Projeto de
poder banaliza corrupção
Editorial
de O Globo, em 25/11/2014
À luz do
mensalão e, agora, do petrolão, pode-se dizer, dentro de uma perspectiva
histórica, que não é por mera coincidência que, em doze anos de lulopetismo no
Planalto, construiu-se o mais articulado e amplo esquema de corrupção na
máquina pública de que se tem notícia, a fim de drenar dinheiro de estatais
para financiar um projeto de poder.
Não é por
acaso que em 2004, enquanto o mensalão, cujo embrião está na campanha eleitoral
de 2002, já funcionava a contento, o "amigo Paulinho" — como o
presidente Lula tratava Paulo Roberto da Costa —, funcionário da Petrobras, era
nomeado diretor de Abastecimento da estatal, indicado pelo PP do deputado José
Janene (PP-PR), este também um mensaleiro.

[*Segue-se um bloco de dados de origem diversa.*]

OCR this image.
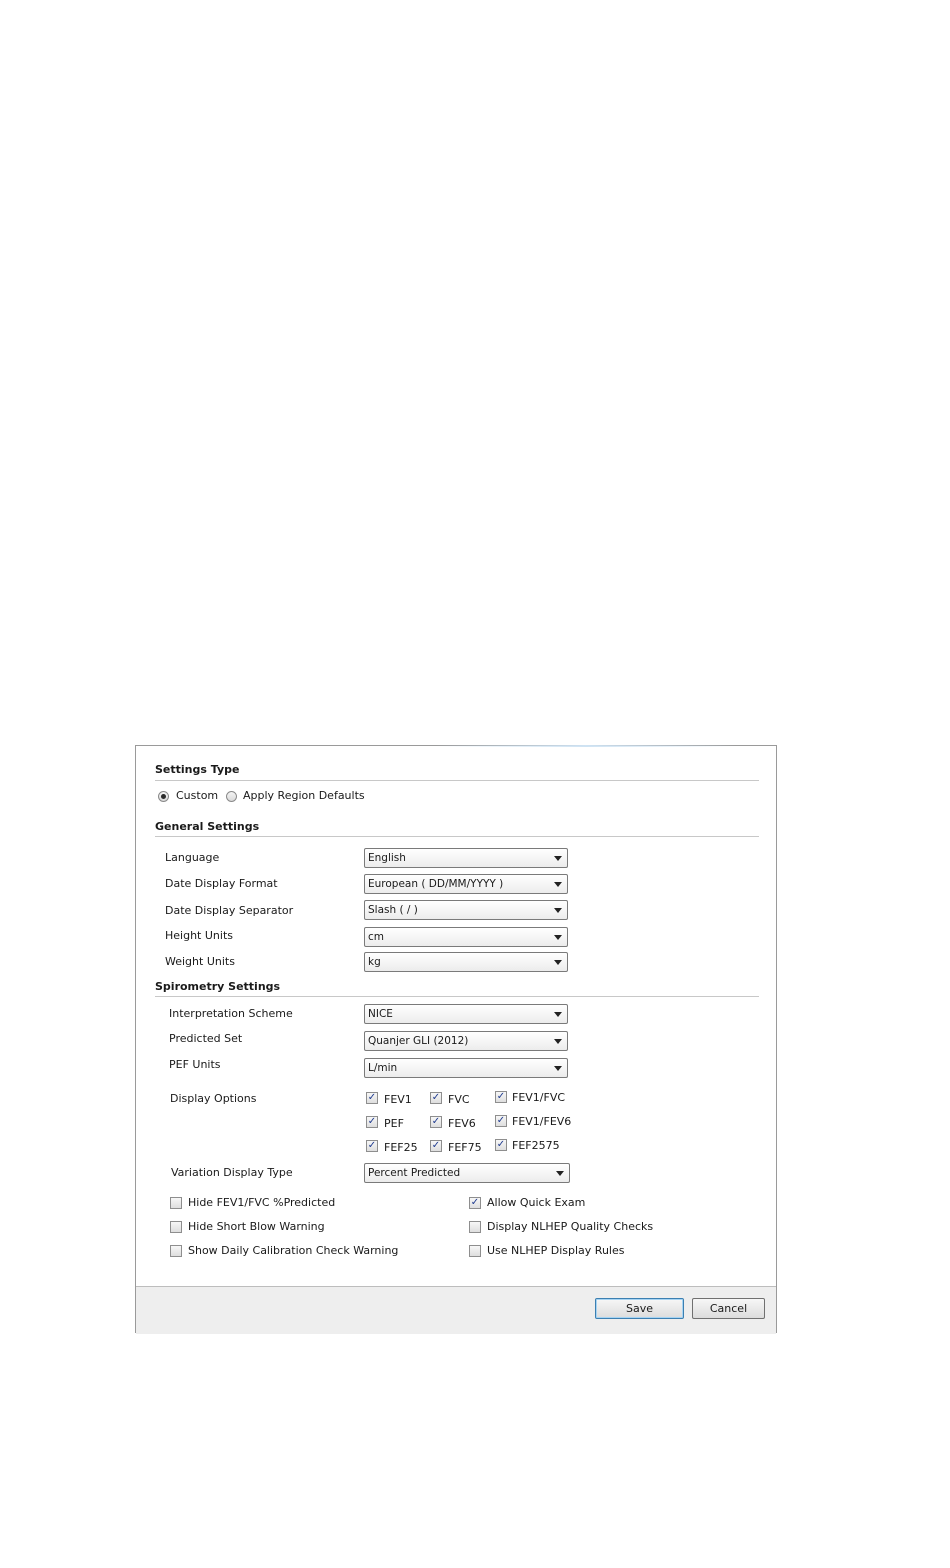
Settings Type
Custom Apply Region Defaults
General Settings
Language	English
Date Display Format	European ( DD/MM/YYYY )
Date Display Separator	Slash ( / )
Height Units	cm
Weight Units	kg
Spirometry Settings
Interpretation Scheme	NICE
Predicted Set	Quanjer GLI (2012)
PEF Units	L/min
Display Options	✓ FEV1 ✓ FVC	✓ FEV1/FVC
✓ PEF	✓ FEV6 ✓ FEV1/FEV6
✓ FEF25 ✓ FEF75 ✓ FEF2575
Variation Display Type	Percent Predicted
Hide FEV1/FVC %Predicted	✓ Allow Quick Exam
Hide Short Blow Warning	Display NLHEP Quality Checks
Show Daily Calibration Check Warning	Use NLHEP Display Rules
Save	Cancel
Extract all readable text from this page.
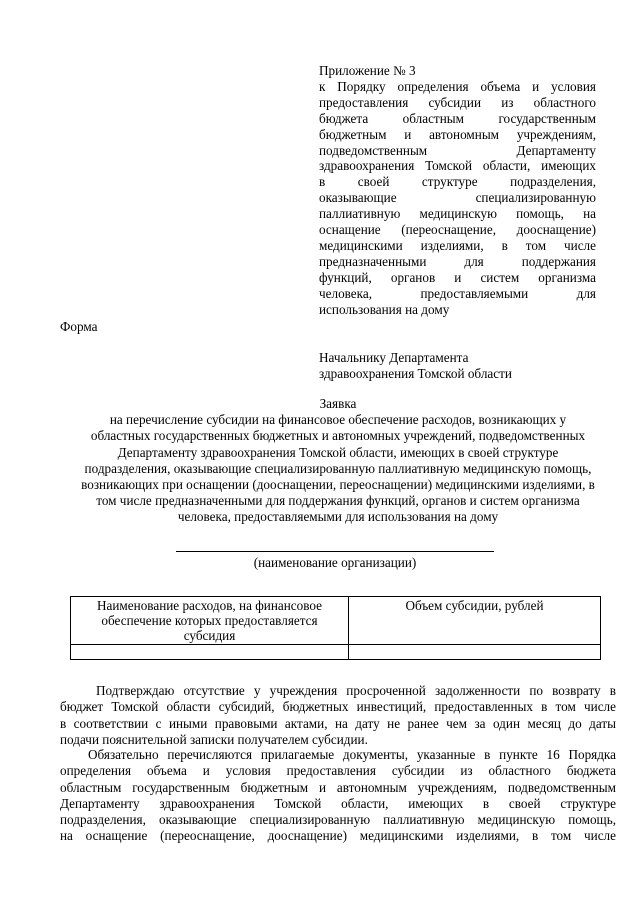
Приложение № 3
к Порядку определения объема и условия
предоставления субсидии из областного
бюджета областным государственным
бюджетным и автономным учреждениям,
подведомственным Департаменту
здравоохранения Томской области, имеющих
в своей структуре подразделения,
оказывающие специализированную
паллиативную медицинскую помощь, на
оснащение (переоснащение, дооснащение)
медицинскими изделиями, в том числе
предназначенными для поддержания
функций, органов и систем организма
человека, предоставляемыми для
использования на дому
Форма
Начальнику Департамента
здравоохранения Томской области
Заявка
на перечисление субсидии на финансовое обеспечение расходов, возникающих у
областных государственных бюджетных и автономных учреждений, подведомственных
Департаменту здравоохранения Томской области, имеющих в своей структуре
подразделения, оказывающие специализированную паллиативную медицинскую помощь,
возникающих при оснащении (дооснащении, переоснащении) медицинскими изделиями, в
том числе предназначенными для поддержания функций, органов и систем организма
человека, предоставляемыми для использования на дому
(наименование организации)
Наименование расходов, на финансовое обеспечение которых предоставляется субсидия	Объем субсидии, рублей

Подтверждаю отсутствие у учреждения просроченной задолженности по возврату в
бюджет Томской области субсидий, бюджетных инвестиций, предоставленных в том числе
в соответствии с иными правовыми актами, на дату не ранее чем за один месяц до даты
подачи пояснительной записки получателем субсидии.
Обязательно перечисляются прилагаемые документы, указанные в пункте 16 Порядка
определения объема и условия предоставления субсидии из областного бюджета
областным государственным бюджетным и автономным учреждениям, подведомственным
Департаменту здравоохранения Томской области, имеющих в своей структуре
подразделения, оказывающие специализированную паллиативную медицинскую помощь,
на оснащение (переоснащение, дооснащение) медицинскими изделиями, в том числе
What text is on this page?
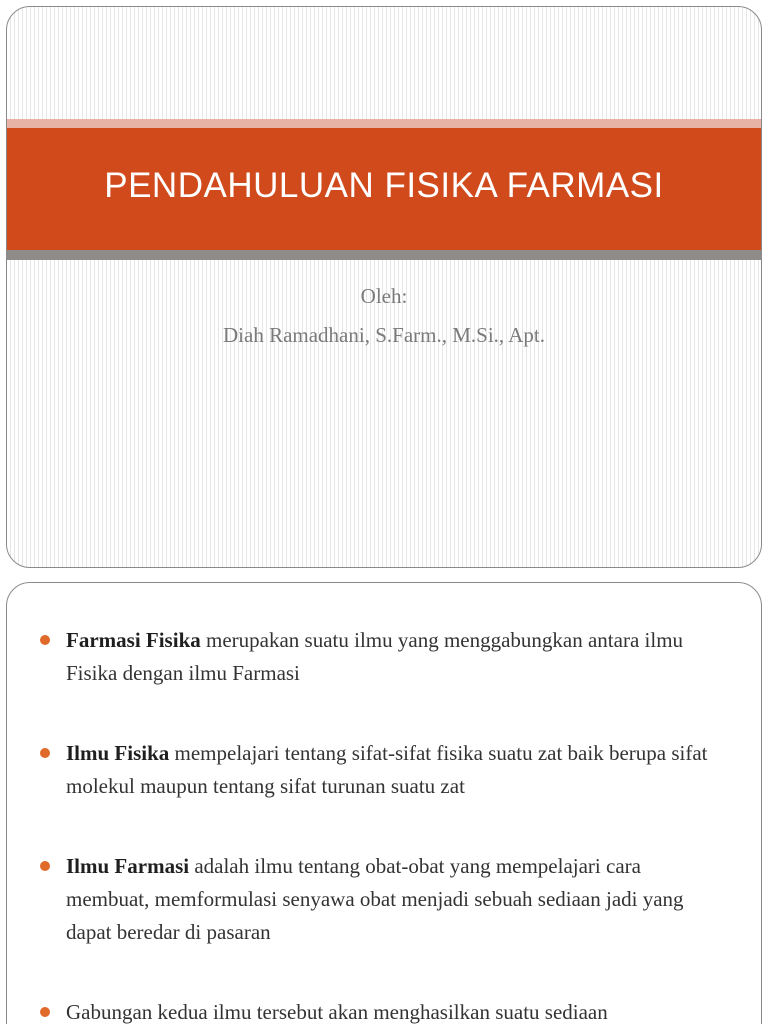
PENDAHULUAN FISIKA FARMASI
Oleh:
Diah Ramadhani, S.Farm., M.Si., Apt.
Farmasi Fisika merupakan suatu ilmu yang menggabungkan antara ilmu Fisika dengan ilmu Farmasi
Ilmu Fisika mempelajari tentang sifat-sifat fisika suatu zat baik berupa sifat molekul maupun tentang sifat turunan suatu zat
Ilmu Farmasi adalah ilmu tentang obat-obat yang mempelajari cara membuat, memformulasi senyawa obat menjadi sebuah sediaan jadi yang dapat beredar di pasaran
Gabungan kedua ilmu tersebut akan menghasilkan suatu sediaan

O nome saído do bolso do colete do
aliado Janene foi bem aceito pelo lulopetismo. Falecido, Janene não pode
colaborar com as investigações do petrolão, do qual o seu apadrinhado foi
peça-chave, pelo que já se sabe de depoimentos do próprio ex-diretor da
Petrobras prestados sob acordo de delação premiada. Não se discute se houve um
assalto bem organizado aos cofres da Petrobras patrocinado por diretores — algo
tão extraordinário que acionou os mecanismos americanos de vigilância do
mercado de títulos do país, usado pela Petrobras como fonte de capitalização,
para também investigar o escândalo e buscar responsáveis. Não se discute porque
o próprio “amigo Paulinho” se declara culpado e, para reduzir penas,
compromete-se a ajudar na elucidação do caso.
Lulopetistas
costumam defender o partido, desde a descoberta do mensalão, em 2005, com a
surrada justificativa de que "todos fazem". É a escapatória da
banalização do crime, para tentar reduzir sua gravidade. A própria candidata
Dilma Rousseff escorregou na campanha da reeleição ao dizer que há corruptos em
todos os lugares. Fez lembrar o presidente Lula, na histórica entrevista em
Paris, depois que o então aliado Roberto Jefferson (PTB-RJ) denunciou o
mensalão, quando afirmou que o PT fez o que todo partido fazia.
O mensalão
foi desbaratado, informações colhidas por CPI, pela PF e Ministério Público
instruíram um processo julgado de forma exemplar pelo Supremo, de que resultou
a prisão de petistas estrelados: o ex-ministro José Dirceu, o ex-presidente do
PT José Genoíno e o ex-tesoureiro petista Delúbio Soares. Além de aliados e
cúmplices.
Pois agora,
no petrolão, Mario Oliveira Filho, advogado de Fernando Soares, o “Fernando
Baiano”, acusado de operar — verbo usado em sentido malicioso no submundo da
política —na Petrobras, em nome do PMDB, segue na trilha da banalização e diz
que não se consegue obra pública sem propinas. Tenta-se jogar areia nos olhos
da opinião pública. Não há uma corrupção aceitável e outra reprovável. Há o
crime de malversação do dinheiro público a ser investigado e punido. Os casos
do mensalão e petrolão — delinquências de mesma célula-tronco — mostram um
padrão de drenagem do dinheiro do contribuinte. São malhas tecidas entre
partidos e políticos, estatais, empreiteiras, empresas públicas, sindicalistas
e, conforme mostrou o GLOBO no fim de semana, fundos de pensão de empresas
públicas, tudo numa dimensão jamais vista no submundo da política brasileira,
tendo como objetivo estratégico um projeto de perpetuação no poder. É claro,
com os inexoráveis desvios feitos para enriquecimento particular. Afinal, a
carne é fraca.
O mensalão
mostrou apenas a ponta de uma máquina avantajada de corrupção que agora fica
mais visível à medida que avança a investigação sobre o esquema na Petrobras,
com suas diversas conexões, como a dos fundos de pensão Não se trata de um
crime sem implicações. O próprio estado de direito democrático ficou ameaçado,
pois o plano visa a comprar apoio no Legislativo e se perpetuar no Executivo
pelo voto capturado por políticas populistas. Mas não se contava com o vigor de
instituições republicanos brasileiras.